Страница 26 из 31
Только это, да ограниченный запас БЕЛЫХ ПЕРЧАТОК вызывает у меня жгучую досаду. Но я не ропщу и выполню свою миссию до конца, оставаясь из века в век нетленным и снова, снова поднимаясь из могилы по зову неизменно бдительных и надежных, преданных, строгих и безотказных моих БЛЫХ ПЕРЧАТОК.
- Ты представляешь, Вера, казалось, что коварный мертвец будто жаловался, будто советовался со мной, насколько правильно он распорядился своей жизнью и своей смертью! Рассказывая мне так доверительно, будто другу, угрожая мне же сквозь кружево оправданий и нравоучений, лишал меня на самом деле последних сил.

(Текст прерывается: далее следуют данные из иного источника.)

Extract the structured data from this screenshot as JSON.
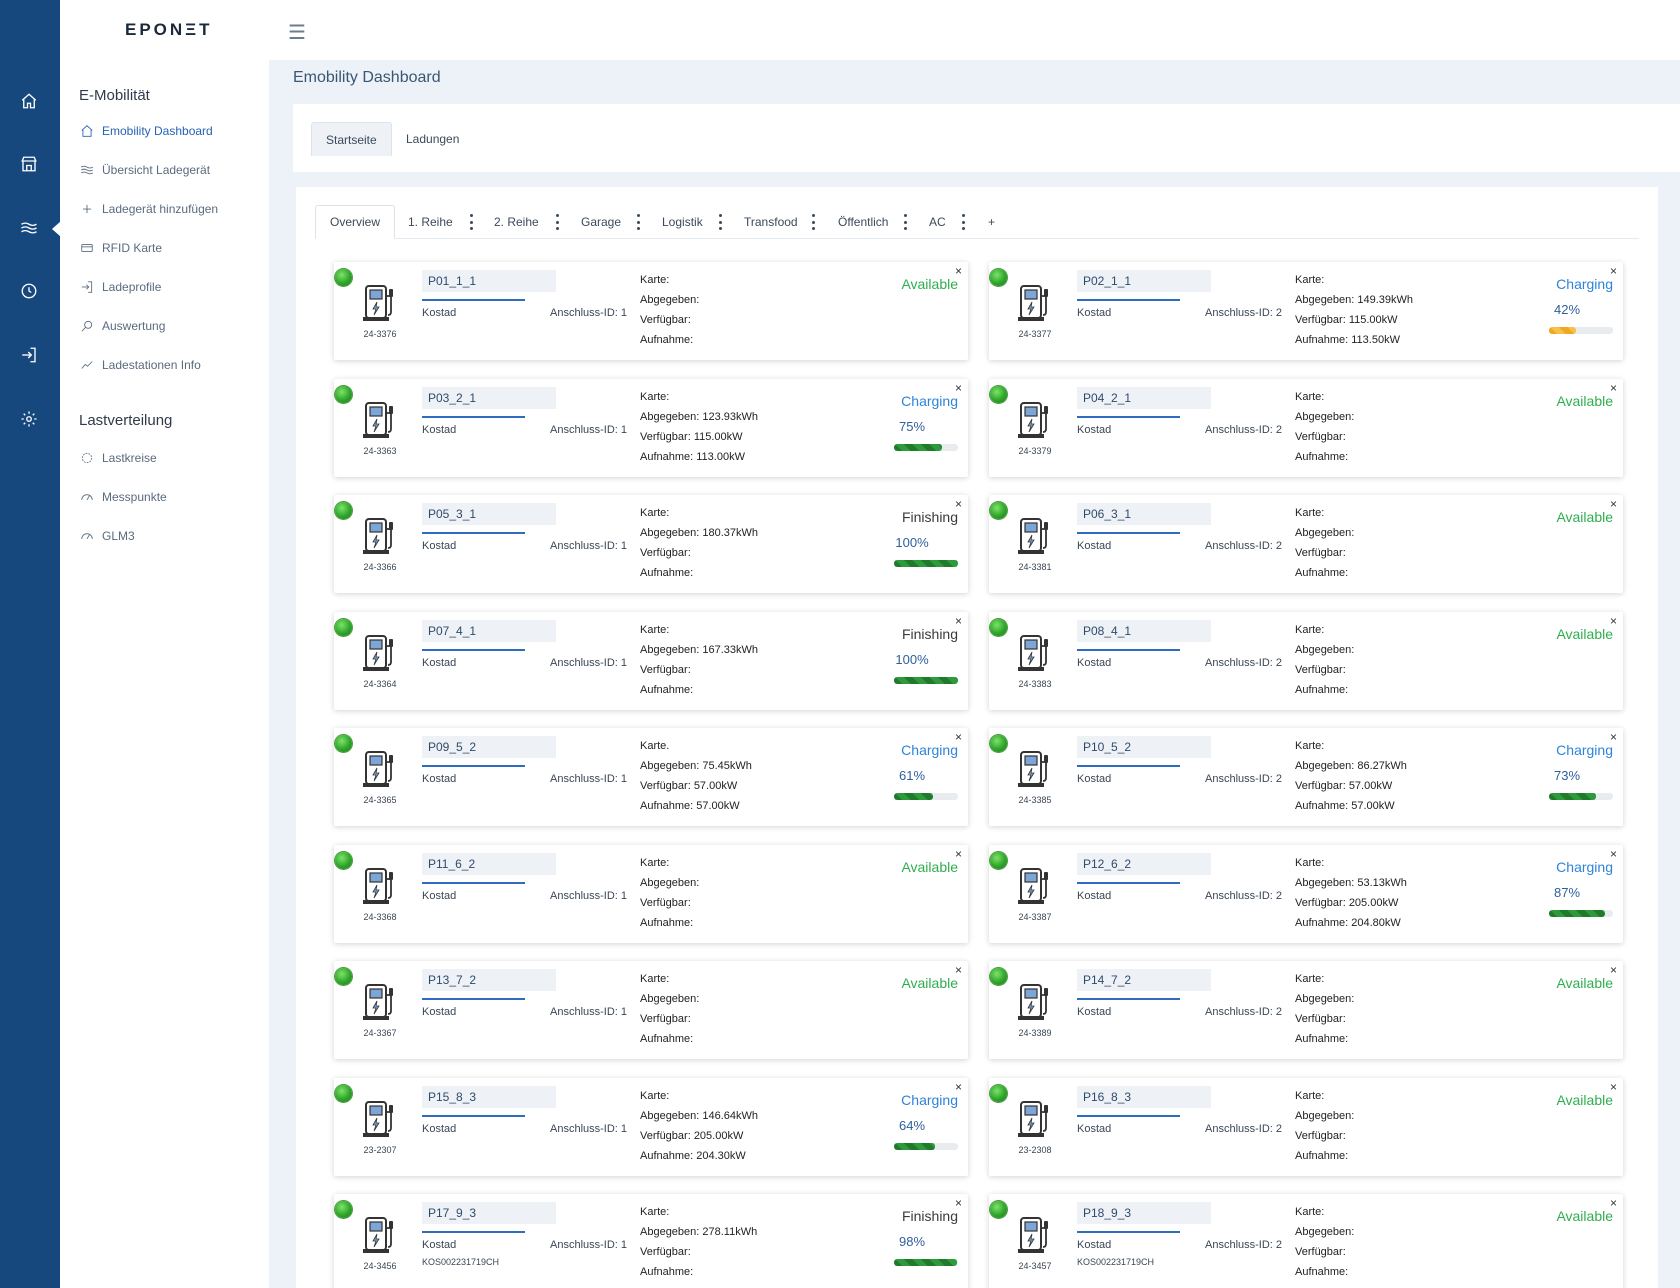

Я больше не мог держаться и впал в забытье, а когда очнулся, был уже день. В окошки светило солнце. Мертвеца не было. Если мое забытье было сном, то я спал сидя.
Попробовал встать. Не получилось. Шевелиться могли, да и то едва-едва только мои руки. На столе невдалеке от меня стоял ковш с водой. Придвинув, я жадно припал к нему, наклонял зубами, и только ополовинив, смог поднять его руками.
Так хотелось встать и уйти оттуда, но подняться на ноги я был не в силах. Пока был в забытье, обмочился, как ребенок. Было сыро и противно, но вырваться из этих омерзительных сатанинских тисков я не мог.
Только думать и молиться не могло это зловещее существо мне помешать. И детство в Воронцовке передо мной промелькнуло, жизнь нашей семьи в задних комнатах старообрядской церкви, таких высоких, что обогреть их никогда не удавалось. Зато в переулке, примыкающем к церкви, который заслуженно назывался Кривым, во все времена было много детворы и какими же интересными были наши забавы!.. Мне так в ту минуту хотелось дружеского участия, чьей-то поддержки, что я вспомнил свое детство в Воронцовке и всех, с кем мое детство было связано.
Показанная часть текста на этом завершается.